Alors que Paul Magnette s'est exprimé hier face à la presse au sujet des avancées de sa mission d'information, il a fait savoir que "neuf partis sur dix n'ont pas exclu de participer à un gouvernement". Si beaucoup se demandent quelle est la formation qui a tenu à battre en retraite, Olivier Maingain a fait savoir ce matin sur les ondes de Bel RTL que DéFi restait bel et bien à la table des négociations. "Nous sommes disposés à prendre nos responsabilités", a ainsi lancé l'actuel président du parti, confirmant avoir reçu une nouvelle invitation du socialiste pour la fin de la semaine.  

Mais Olivier Maingain maintient que, si sa formation participe à un gouvernement fédéral, ce sera sans les nationalistes flamands. "La N-VA ne peut pas vivre sans amener à une forme d'affaiblissement de l'Etat fédéral", s'est justifié celui qui tirera bientôt sa révérence, après un quart de siècle aux commandes des amarantes. Selon ce dernier, le gouvernement Michel auquel la formation de Bart De Wever a participé a surtout profité à la Flandre et a oeuvré à ses intérêts. Ce qu'il n'entend pas reproduire dans une coalition où figurerait DéFi.  

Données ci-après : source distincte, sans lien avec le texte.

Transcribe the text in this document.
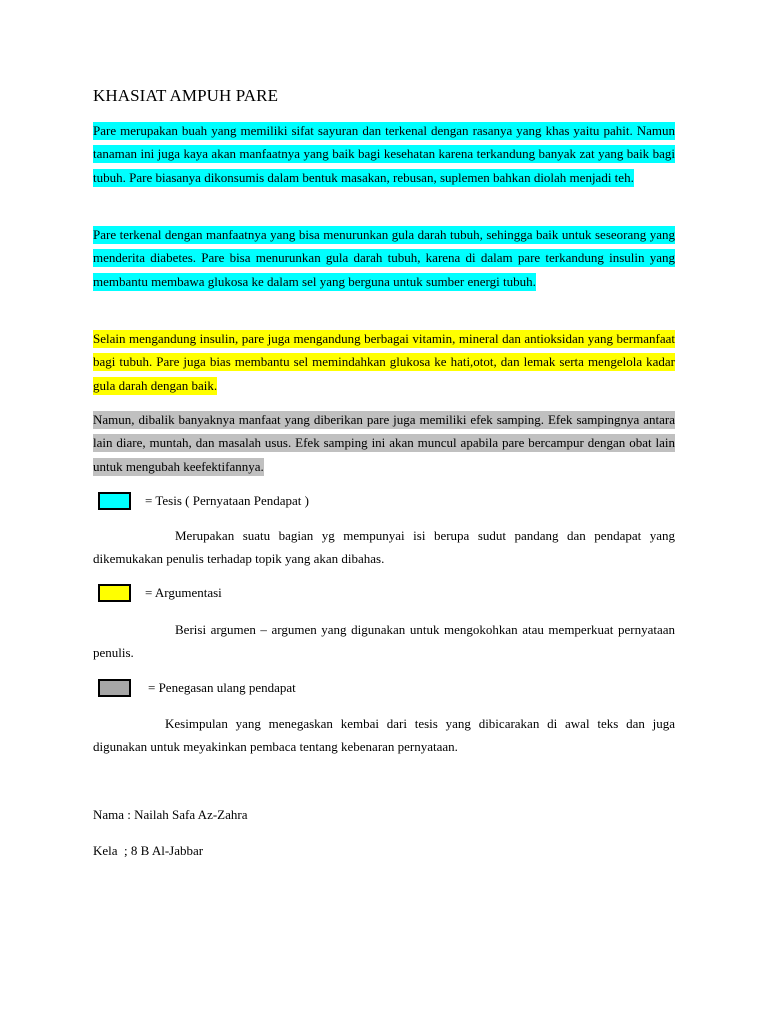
KHASIAT AMPUH PARE

Pare merupakan buah yang memiliki sifat sayuran dan terkenal dengan rasanya yang khas yaitu pahit. Namun tanaman ini juga kaya akan manfaatnya yang baik bagi kesehatan karena terkandung banyak zat yang baik bagi tubuh. Pare biasanya dikonsumis dalam bentuk masakan, rebusan, suplemen bahkan diolah menjadi teh.

Pare terkenal dengan manfaatnya yang bisa menurunkan gula darah tubuh, sehingga baik untuk seseorang yang menderita diabetes. Pare bisa menurunkan gula darah tubuh, karena di dalam pare terkandung insulin yang membantu membawa glukosa ke dalam sel yang berguna untuk sumber energi tubuh.

Selain mengandung insulin, pare juga mengandung berbagai vitamin, mineral dan antioksidan yang bermanfaat bagi tubuh. Pare juga bias membantu sel memindahkan glukosa ke hati,otot, dan lemak serta mengelola kadar gula darah dengan baik.

Namun, dibalik banyaknya manfaat yang diberikan pare juga memiliki efek samping. Efek sampingnya antara lain diare, muntah, dan masalah usus. Efek samping ini akan muncul apabila pare bercampur dengan obat lain untuk mengubah keefektifannya.

= Tesis ( Pernyataan Pendapat )

Merupakan suatu bagian yg mempunyai isi berupa sudut pandang dan pendapat yang dikemukakan penulis terhadap topik yang akan dibahas.

= Argumentasi

Berisi argumen – argumen yang digunakan untuk mengokohkan atau memperkuat pernyataan penulis.

= Penegasan ulang pendapat

Kesimpulan yang menegaskan kembai dari tesis yang dibicarakan di awal teks dan juga digunakan untuk meyakinkan pembaca tentang kebenaran pernyataan.

Nama : Nailah Safa Az-Zahra

Kela  ; 8 B Al-Jabbar
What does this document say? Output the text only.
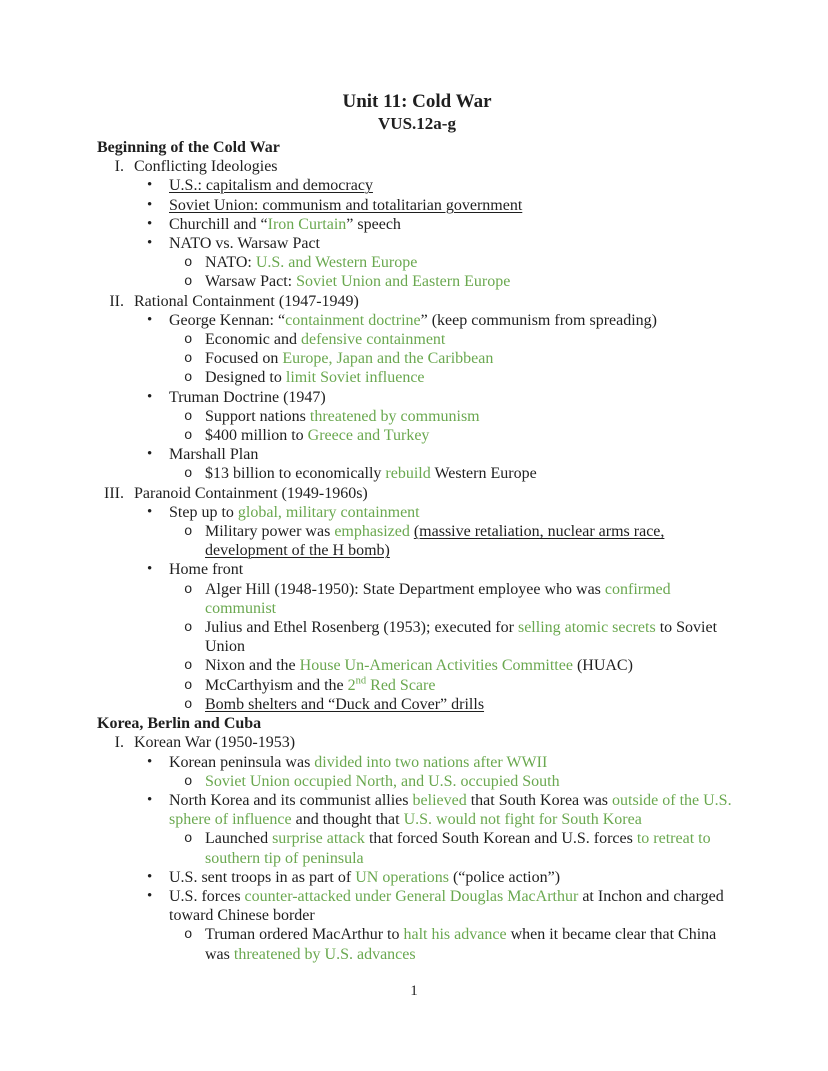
Unit 11: Cold War
VUS.12a-g
Beginning of the Cold War
I. Conflicting Ideologies
• U.S.: capitalism and democracy
• Soviet Union: communism and totalitarian government
• Churchill and “Iron Curtain” speech
• NATO vs. Warsaw Pact
o NATO: U.S. and Western Europe
o Warsaw Pact: Soviet Union and Eastern Europe
II. Rational Containment (1947-1949)
• George Kennan: “containment doctrine” (keep communism from spreading)
o Economic and defensive containment
o Focused on Europe, Japan and the Caribbean
o Designed to limit Soviet influence
• Truman Doctrine (1947)
o Support nations threatened by communism
o $400 million to Greece and Turkey
• Marshall Plan
o $13 billion to economically rebuild Western Europe
III. Paranoid Containment (1949-1960s)
• Step up to global, military containment
o Military power was emphasized (massive retaliation, nuclear arms race, development of the H bomb)
• Home front
o Alger Hill (1948-1950): State Department employee who was confirmed communist
o Julius and Ethel Rosenberg (1953); executed for selling atomic secrets to Soviet Union
o Nixon and the House Un-American Activities Committee (HUAC)
o McCarthyism and the 2nd Red Scare
o Bomb shelters and “Duck and Cover” drills
Korea, Berlin and Cuba
I. Korean War (1950-1953)
• Korean peninsula was divided into two nations after WWII
o Soviet Union occupied North, and U.S. occupied South
• North Korea and its communist allies believed that South Korea was outside of the U.S. sphere of influence and thought that U.S. would not fight for South Korea
o Launched surprise attack that forced South Korean and U.S. forces to retreat to southern tip of peninsula
• U.S. sent troops in as part of UN operations (“police action”)
• U.S. forces counter-attacked under General Douglas MacArthur at Inchon and charged toward Chinese border
o Truman ordered MacArthur to halt his advance when it became clear that China was threatened by U.S. advances
1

Un gouvernement fédéral sans la N-VA est-il donc envisageable? Pour lui, la mission de Paul Magnette peut en effet "mener à une formule plus étonnante que l'on ne le pense".  

Quant aux nouvelles fonctions européennes de Charles Michel, Olivier Maingain estime qu'elles impliquent que l'ancien Premier ministre prenne ses distances par rapport à la politique belge. "Cela lui impose d'être au-dessus de la mêlée vis-à-vis de toute majorité gouvernementale dans n'importe quel pays que ce soit", a ainsi déclaré le président de DéFi sur Bel RTL. Mais pour lui, il n'y a jusqu'à présent aucun doute, "le poids et l'ombre de Charles Michel pèse beaucoup encore".